Until the emerging methods for measuring quality become ingrained in standard practices, there are the elements of quality that could be improved without hard investment, something human and simple, things that Seth Godin described in his post ‘Maybe your customer isn’t trying to save money’:

Perhaps she wants to be heard instead.
Or find something better, or unique.
Or perhaps customer service, flexibility and speed are more important.

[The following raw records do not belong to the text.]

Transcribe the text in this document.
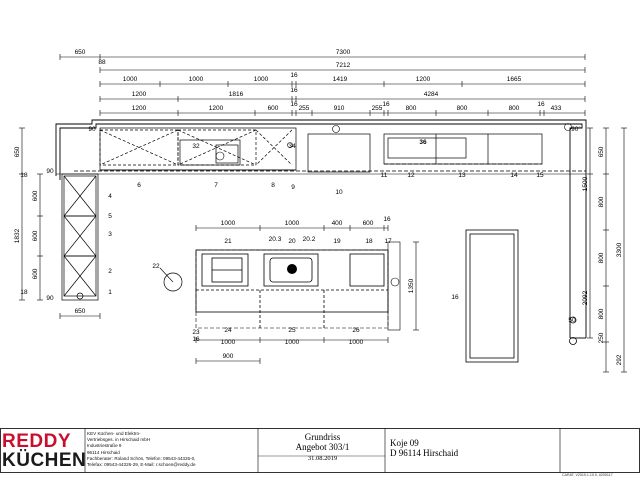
650	7300
88	7212
1000	1000	1000
16
1419	1200	1665
1200	1816
16
4284
1200	1200	600
16
255	910	255
16
800	800	800
16
433
650
1832
600
600
600
650
90
18
90
18
90	90°
1000	1000	400	600
16
1000	1000	1000
900
23
16
1350
650
800
3300
800
2092
800
1500
250
292
6	7	8	9
10
11	12	13	14	15
1
2
3
4
5
21	20.3 20 20.2	19	18 17
24	25	26
22
16
36
34
32
50
REDDY
KÜCHEN
KEV Küchen- und Elektro-
Vertriebsges. in Hirschaid mbH
Industriestraße 9
96114 Hirschaid
Fachberater: Roland Schön, Telefon: 09543-44326-0,
Telefax: 09543-44326-29, E-Mail: r.schoen@reddy.de
Grundriss
Angebot 303/1
31.08.2019
Koje 09
D 96114 Hirschaid
CARAT, V2019.1.10.0, #200117
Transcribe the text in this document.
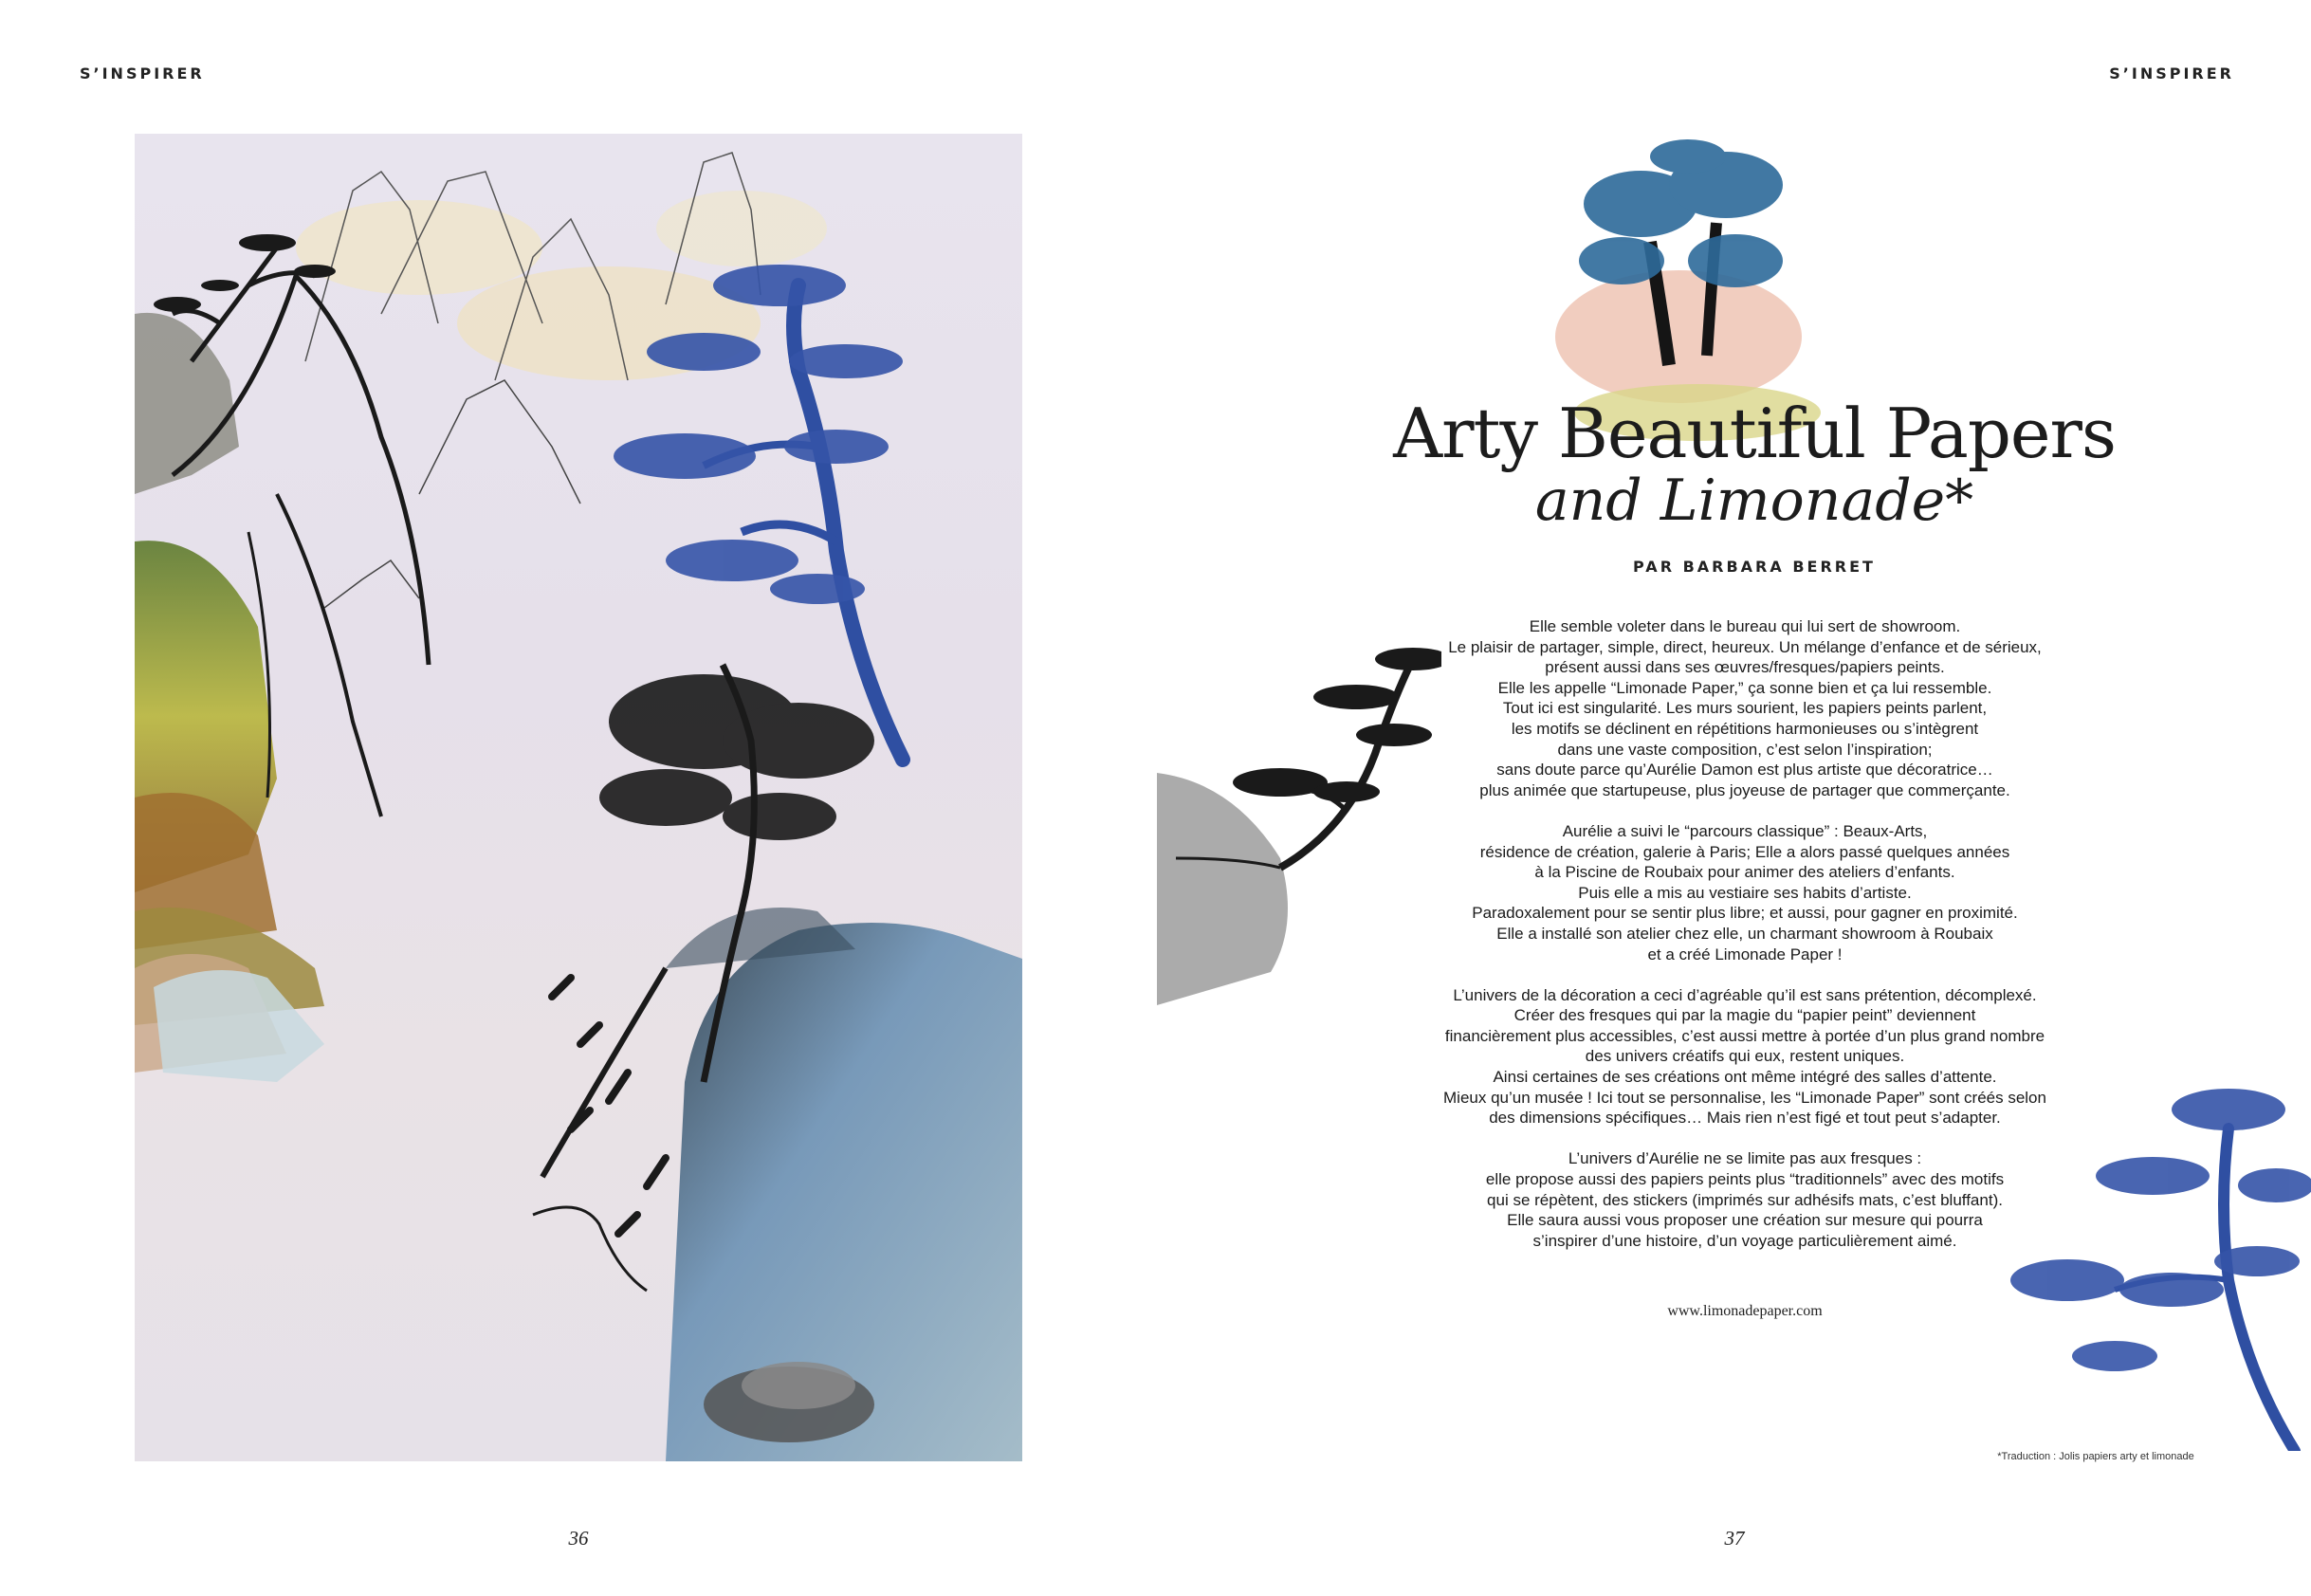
S’INSPIRER	S’INSPIRER
Arty Beautiful Papers
and Limonade*
PAR BARBARA BERRET
Elle semble voleter dans le bureau qui lui sert de showroom.
Le plaisir de partager, simple, direct, heureux. Un mélange d’enfance et de sérieux,
présent aussi dans ses œuvres/fresques/papiers peints.
Elle les appelle “Limonade Paper,” ça sonne bien et ça lui ressemble.
Tout ici est singularité. Les murs sourient, les papiers peints parlent,
les motifs se déclinent en répétitions harmonieuses ou s’intègrent
dans une vaste composition, c’est selon l’inspiration;
sans doute parce qu’Aurélie Damon est plus artiste que décoratrice…
plus animée que startupeuse, plus joyeuse de partager que commerçante.
Aurélie a suivi le “parcours classique” : Beaux-Arts,
résidence de création, galerie à Paris; Elle a alors passé quelques années
à la Piscine de Roubaix pour animer des ateliers d’enfants.
Puis elle a mis au vestiaire ses habits d’artiste.
Paradoxalement pour se sentir plus libre; et aussi, pour gagner en proximité.
Elle a installé son atelier chez elle, un charmant showroom à Roubaix
et a créé Limonade Paper !
L’univers de la décoration a ceci d’agréable qu’il est sans prétention, décomplexé.
Créer des fresques qui par la magie du “papier peint” deviennent
financièrement plus accessibles, c’est aussi mettre à portée d’un plus grand nombre
des univers créatifs qui eux, restent uniques.
Ainsi certaines de ses créations ont même intégré des salles d’attente.
Mieux qu’un musée ! Ici tout se personnalise, les “Limonade Paper” sont créés selon
des dimensions spécifiques… Mais rien n’est figé et tout peut s’adapter.
L’univers d’Aurélie ne se limite pas aux fresques :
elle propose aussi des papiers peints plus “traditionnels” avec des motifs
qui se répètent, des stickers (imprimés sur adhésifs mats, c’est bluffant).
Elle saura aussi vous proposer une création sur mesure qui pourra
s’inspirer d’une histoire, d’un voyage particulièrement aimé.
www.limonadepaper.com
*Traduction : Jolis papiers arty et limonade
36	37
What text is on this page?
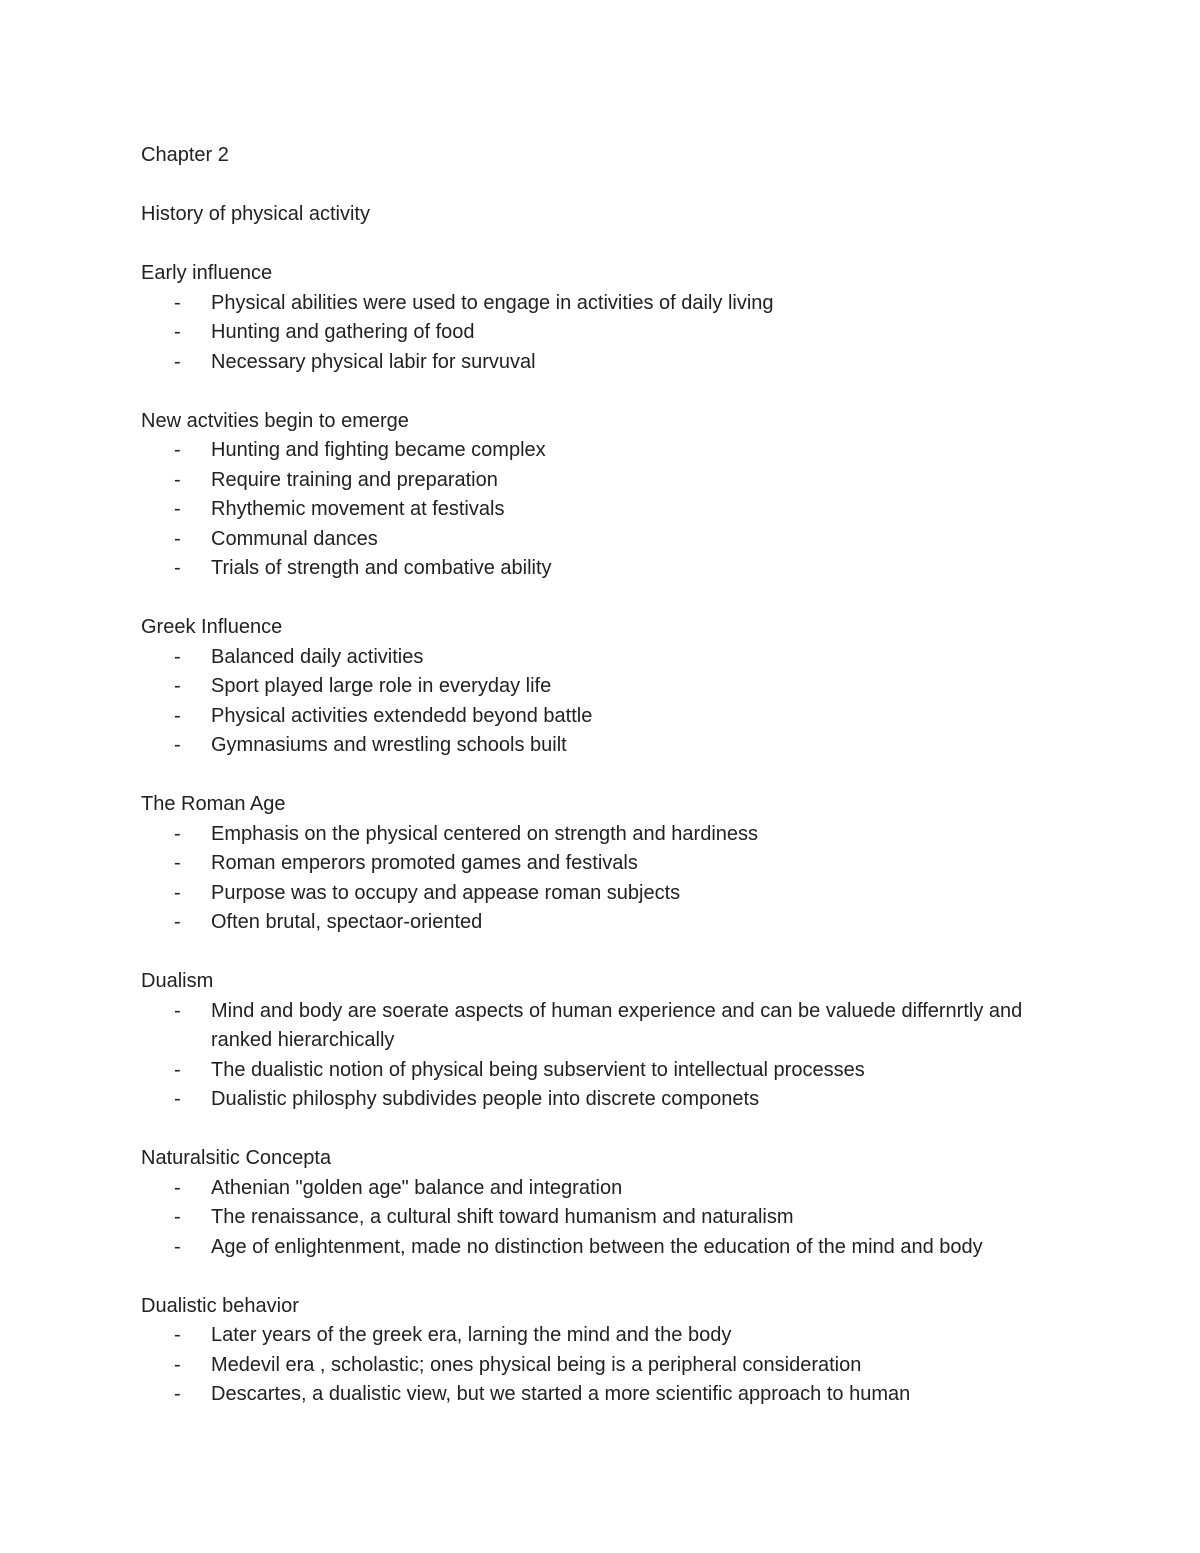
Chapter 2

History of physical activity

Early influence

- Physical abilities were used to engage in activities of daily living
- Hunting and gathering of food
- Necessary physical labir for survuval

New actvities begin to emerge

- Hunting and fighting became complex
- Require training and preparation
- Rhythemic movement at festivals
- Communal dances
- Trials of strength and combative ability

Greek Influence

- Balanced daily activities
- Sport played large role in everyday life
- Physical activities extendedd beyond battle
- Gymnasiums and wrestling schools built

The Roman Age

- Emphasis on the physical centered on strength and hardiness
- Roman emperors promoted games and festivals
- Purpose was to occupy and appease roman subjects
- Often brutal, spectaor-oriented

Dualism

- Mind and body are soerate aspects of human experience and can be valuede differnrtly and ranked hierarchically
- The dualistic notion of physical being subservient to intellectual processes
- Dualistic philosphy subdivides people into discrete componets

Naturalsitic Concepta

- Athenian "golden age" balance and integration
- The renaissance, a cultural shift toward humanism and naturalism
- Age of enlightenment, made no distinction between the education of the mind and body

Dualistic behavior

- Later years of the greek era, larning the mind and the body
- Medevil era , scholastic; ones physical being is a peripheral consideration
- Descartes, a dualistic view, but we started a more scientific approach to human
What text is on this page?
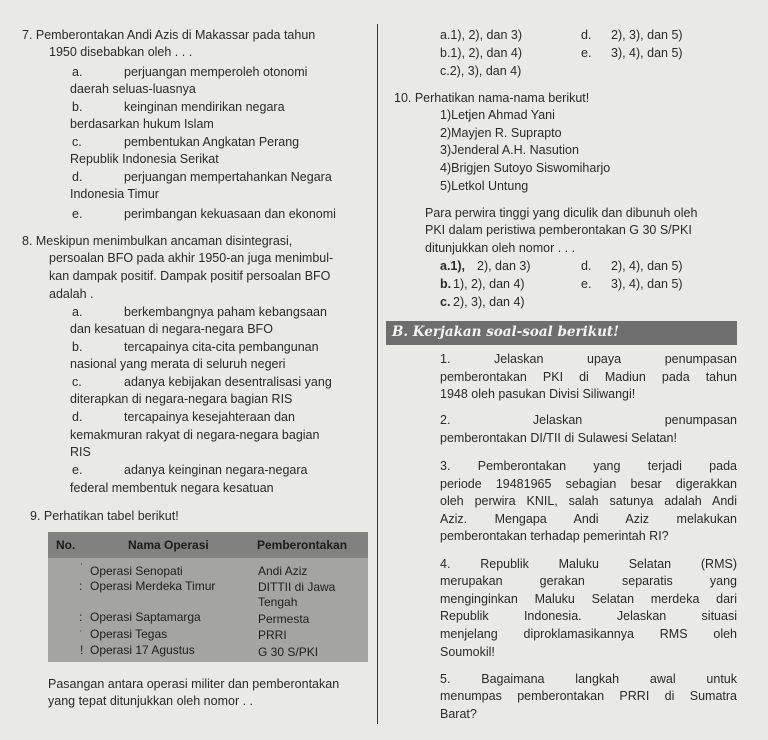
7. Pemberontakan Andi Azis di Makassar pada tahun
1950 disebabkan oleh . . .
a.	perjuangan memperoleh otonomi
daerah seluas-luasnya
b.	keinginan mendirikan negara
berdasarkan hukum Islam
c.	pembentukan Angkatan Perang
Republik Indonesia Serikat
d.	perjuangan mempertahankan Negara
Indonesia Timur
e.	perimbangan kekuasaan dan ekonomi
8. Meskipun menimbulkan ancaman disintegrasi,
persoalan BFO pada akhir 1950-an juga menimbul-
kan dampak positif. Dampak positif persoalan BFO
adalah .
a.	berkembangnya paham kebangsaan
dan kesatuan di negara-negara BFO
b.	tercapainya cita-cita pembangunan
nasional yang merata di seluruh negeri
c.	adanya kebijakan desentralisasi yang
diterapkan di negara-negara bagian RIS
d.	tercapainya kesejahteraan dan
kemakmuran rakyat di negara-negara bagian
RIS
e.	adanya keinginan negara-negara
federal membentuk negara kesatuan
9. Perhatikan tabel berikut!
No.	Nama Operasi	Pemberontakan
˙ Operasi Senopati	Andi Aziz
: Operasi Merdeka Timur	DITTII di Jawa
Tengah
: Operasi Saptamarga	Permesta
ˑ Operasi Tegas	PRRI
! Operasi 17 Agustus	G 30 S/PKI
Pasangan antara operasi militer dan pemberontakan
yang tepat ditunjukkan oleh nomor . .
a.1), 2), dan 3)	d. 2), 3), dan 5)
b.1), 2), dan 4)	e. 3), 4), dan 5)
c.2), 3), dan 4)
10. Perhatikan nama-nama berikut!
1)Letjen Ahmad Yani
2)Mayjen R. Suprapto
3)Jenderal A.H. Nasution
4)Brigjen Sutoyo Siswomiharjo
5)Letkol Untung
Para perwira tinggi yang diculik dan dibunuh oleh
PKI dalam peristiwa pemberontakan G 30 S/PKI
ditunjukkan oleh nomor . . .
a.1), 2), dan 3)	d. 2), 4), dan 5)
b. 1), 2), dan 4)	e. 3), 4), dan 5)
c. 2), 3), dan 4)
B. Kerjakan soal-soal berikut!
1. Jelaskan upaya penumpasan
pemberontakan PKI di Madiun pada tahun
1948 oleh pasukan Divisi Siliwangi!
2. Jelaskan penumpasan
pemberontakan DI/TII di Sulawesi Selatan!
3. Pemberontakan yang terjadi pada
periode 19481965 sebagian besar digerakkan
oleh perwira KNIL, salah satunya adalah Andi
Aziz. Mengapa Andi Aziz melakukan
pemberontakan terhadap pemerintah RI?
4. Republik Maluku Selatan (RMS)
merupakan gerakan separatis yang
menginginkan Maluku Selatan merdeka dari
Republik Indonesia. Jelaskan situasi
menjelang diproklamasikannya RMS oleh
Soumokil!
5. Bagaimana langkah awal untuk
menumpas pemberontakan PRRI di Sumatra
Barat?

It might be that the way you treat your employees, or the side effects you create count for more than the price.
The interactions in the moment might be a higher priority.
Or it could even be the sense of fairplay and respect you bring (or don't bring) to the transaction.

All this prompted me to think: wouldn’t it be good for airlines to occasionally invite passengers like Seth, Martin, Scott, or other fresh thinkers to inspire leaders stuck in daily routines and bring them closer to real life?